Empowerment durch Umgestaltung

Mein Unwohlsein wird durch diese Intervention noch weiter verstärkt. So gut es mir erscheint, dem Eindruck des „Seltenen Fangs“ etwas entgegenzusetzen, so deprimierend wirkt „Wir haben Gesichter“ auf mich. Gerade der Kontrast zwischen der aufwändig gestalteten Skulptur, die direkt am Teich einen prominenten Platz einnimmt und der unscheinbaren Stele, die mit ihrer kaum leserlichen handschriftlichen Inschrift versteckt am Wegesrand steht, symbolisiert ein Ungleichgewicht. Zumal die Skulptur einzig der Dekoration und Unterhaltung dient, während die Stele auf ein ungleich ernsteres Thema aufmerksam macht. Und auch wenn ihre Inschrift kämpferisch zur Abschaffung des Patriarchats aufruft, transportieren die Ausdrucksweise und vor allem die Bildsprache, zumindest in meiner Empfindung, eher den Eindruck eines stummen Schreies als den von Empowerment. Dass sie dabei auf ein binäres und starres Geschlechterverhältnis rekurriert, schließt zudem viele Menschen aus, die ebenfalls unter den kritisierten Strukturen leiden.

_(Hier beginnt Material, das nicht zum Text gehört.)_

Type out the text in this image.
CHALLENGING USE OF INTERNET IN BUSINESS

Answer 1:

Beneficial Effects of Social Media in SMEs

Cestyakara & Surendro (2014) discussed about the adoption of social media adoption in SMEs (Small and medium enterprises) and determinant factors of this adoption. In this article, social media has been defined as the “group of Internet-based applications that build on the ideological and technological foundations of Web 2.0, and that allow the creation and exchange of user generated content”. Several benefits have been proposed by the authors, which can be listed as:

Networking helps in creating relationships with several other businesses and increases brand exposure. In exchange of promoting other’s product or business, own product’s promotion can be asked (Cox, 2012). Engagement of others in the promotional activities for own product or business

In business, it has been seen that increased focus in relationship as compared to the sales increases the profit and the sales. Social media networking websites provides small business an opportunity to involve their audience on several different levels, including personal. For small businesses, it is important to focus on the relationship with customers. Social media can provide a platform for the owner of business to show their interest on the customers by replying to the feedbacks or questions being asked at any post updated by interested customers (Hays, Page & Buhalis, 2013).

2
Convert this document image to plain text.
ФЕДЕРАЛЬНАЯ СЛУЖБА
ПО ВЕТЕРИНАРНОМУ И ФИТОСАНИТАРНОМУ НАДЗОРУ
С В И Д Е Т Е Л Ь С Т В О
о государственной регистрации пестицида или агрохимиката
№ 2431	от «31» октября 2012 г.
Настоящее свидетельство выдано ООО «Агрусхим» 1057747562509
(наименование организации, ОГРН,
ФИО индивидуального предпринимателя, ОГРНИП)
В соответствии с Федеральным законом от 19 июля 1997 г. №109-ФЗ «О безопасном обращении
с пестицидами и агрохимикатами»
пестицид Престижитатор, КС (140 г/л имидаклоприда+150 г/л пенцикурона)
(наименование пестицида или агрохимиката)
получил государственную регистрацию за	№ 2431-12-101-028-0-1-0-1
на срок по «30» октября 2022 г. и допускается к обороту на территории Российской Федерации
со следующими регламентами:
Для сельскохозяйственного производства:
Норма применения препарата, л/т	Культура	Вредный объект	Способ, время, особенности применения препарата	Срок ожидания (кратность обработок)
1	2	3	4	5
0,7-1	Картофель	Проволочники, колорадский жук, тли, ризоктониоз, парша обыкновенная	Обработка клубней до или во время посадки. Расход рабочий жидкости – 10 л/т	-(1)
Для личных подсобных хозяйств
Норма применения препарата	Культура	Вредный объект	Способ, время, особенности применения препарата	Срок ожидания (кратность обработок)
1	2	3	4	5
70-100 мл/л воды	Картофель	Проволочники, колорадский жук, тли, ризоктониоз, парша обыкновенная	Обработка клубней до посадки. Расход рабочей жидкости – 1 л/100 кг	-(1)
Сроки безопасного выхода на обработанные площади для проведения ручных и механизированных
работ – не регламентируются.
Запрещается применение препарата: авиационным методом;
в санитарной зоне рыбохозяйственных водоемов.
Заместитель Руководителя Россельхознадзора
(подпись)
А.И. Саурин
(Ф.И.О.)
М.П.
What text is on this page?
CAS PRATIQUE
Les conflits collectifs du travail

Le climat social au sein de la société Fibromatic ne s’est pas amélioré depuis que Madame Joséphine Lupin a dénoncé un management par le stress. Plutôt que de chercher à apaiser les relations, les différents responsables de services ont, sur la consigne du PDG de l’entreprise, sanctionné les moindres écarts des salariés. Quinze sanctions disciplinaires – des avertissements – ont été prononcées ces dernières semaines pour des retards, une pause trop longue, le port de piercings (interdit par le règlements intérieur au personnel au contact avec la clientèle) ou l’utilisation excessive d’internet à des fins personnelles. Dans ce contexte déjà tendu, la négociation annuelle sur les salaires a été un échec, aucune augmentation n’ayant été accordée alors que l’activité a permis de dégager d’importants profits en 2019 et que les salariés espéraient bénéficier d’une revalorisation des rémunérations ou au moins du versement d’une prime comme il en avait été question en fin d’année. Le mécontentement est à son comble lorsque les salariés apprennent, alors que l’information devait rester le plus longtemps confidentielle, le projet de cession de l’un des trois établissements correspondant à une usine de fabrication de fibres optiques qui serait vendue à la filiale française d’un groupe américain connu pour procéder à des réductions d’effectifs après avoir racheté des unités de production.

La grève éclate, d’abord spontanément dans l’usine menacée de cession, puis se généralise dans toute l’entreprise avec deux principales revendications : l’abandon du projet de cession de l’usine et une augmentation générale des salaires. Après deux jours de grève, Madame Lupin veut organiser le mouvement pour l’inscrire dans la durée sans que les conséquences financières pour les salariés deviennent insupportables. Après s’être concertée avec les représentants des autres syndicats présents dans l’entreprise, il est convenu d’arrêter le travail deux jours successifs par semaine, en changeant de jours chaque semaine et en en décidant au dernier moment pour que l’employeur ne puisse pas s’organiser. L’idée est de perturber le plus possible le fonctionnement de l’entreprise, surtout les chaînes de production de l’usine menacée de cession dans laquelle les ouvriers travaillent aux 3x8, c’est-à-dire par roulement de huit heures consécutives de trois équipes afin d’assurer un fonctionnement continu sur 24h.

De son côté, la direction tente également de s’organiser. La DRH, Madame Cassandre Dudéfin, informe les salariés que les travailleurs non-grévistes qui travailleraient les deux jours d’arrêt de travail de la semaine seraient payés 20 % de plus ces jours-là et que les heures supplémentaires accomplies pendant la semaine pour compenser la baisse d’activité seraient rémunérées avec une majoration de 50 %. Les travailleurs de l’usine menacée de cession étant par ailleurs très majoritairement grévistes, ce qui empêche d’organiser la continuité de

Anders sieht es mit der feministischen Umgestaltung des „Seltenen Fangs“ im Rahmen des Frauen*kampftages 2019 aus: Aktivist*innen haben die Nixe mit Pfeil und Bogen ausgestattet und eine Informationstafel angebracht, die die Skulptur als ein Beispiel von Rape Culture entlarvt – eine Kultur, die sexualisierte Gewalt verharmlost und legitimiert.[iii] Leider war diese Umgestaltung von kurzer Dauer. Deshalb: Wasserfall und Panoramablick hin oder her – Ausflüge in das Gebirgsidyll im Viktoriapark sind weiterhin nicht geeignet, sich der Gewaltförmigkeit der Gesellschaft zu entziehen. Vielleicht bieten sie aber ja einen guten Anlass, über diese Themen nachzudenken und zu sprechen.

Literatur:

Bilder:

Bilder: die ersten beiden Fotos wurden von der Autorin aufgenommen, das Bild der umgestalteten Skulptur stammt von „Fight Rape Culture“, gefunden auf https://de.indymedia.org/node/29717 (cc-by-sa)

Anmerkungen:

[i] Ich schreibe hier von Männern* und Frauen*, um zum Ausdruck zu bringen, dass diese Menschen als Männer oder Frauen gelesen werden, aber gleichzeitig auf die Konstruiertheit eines binären und essentialistischen Geschlechterverständnisses hinzuweisen. Dass die Verhandlung von Geschlechterverhältnissen und sexualisierter Gewalt im Park sich weitgehend in binären Kategorien bewegt, ist der Dominanz dieser Lesart geschuldet und kann ebenfalls als symbolische Gewalt verstanden werden.

[ii] Der Gesamte Text lässt sich auf Wikipedia nachlesen

[iii] Der Text der Infotafel sowie eine Beschreibung der Aktion ist auf Indymedia nachzulesen.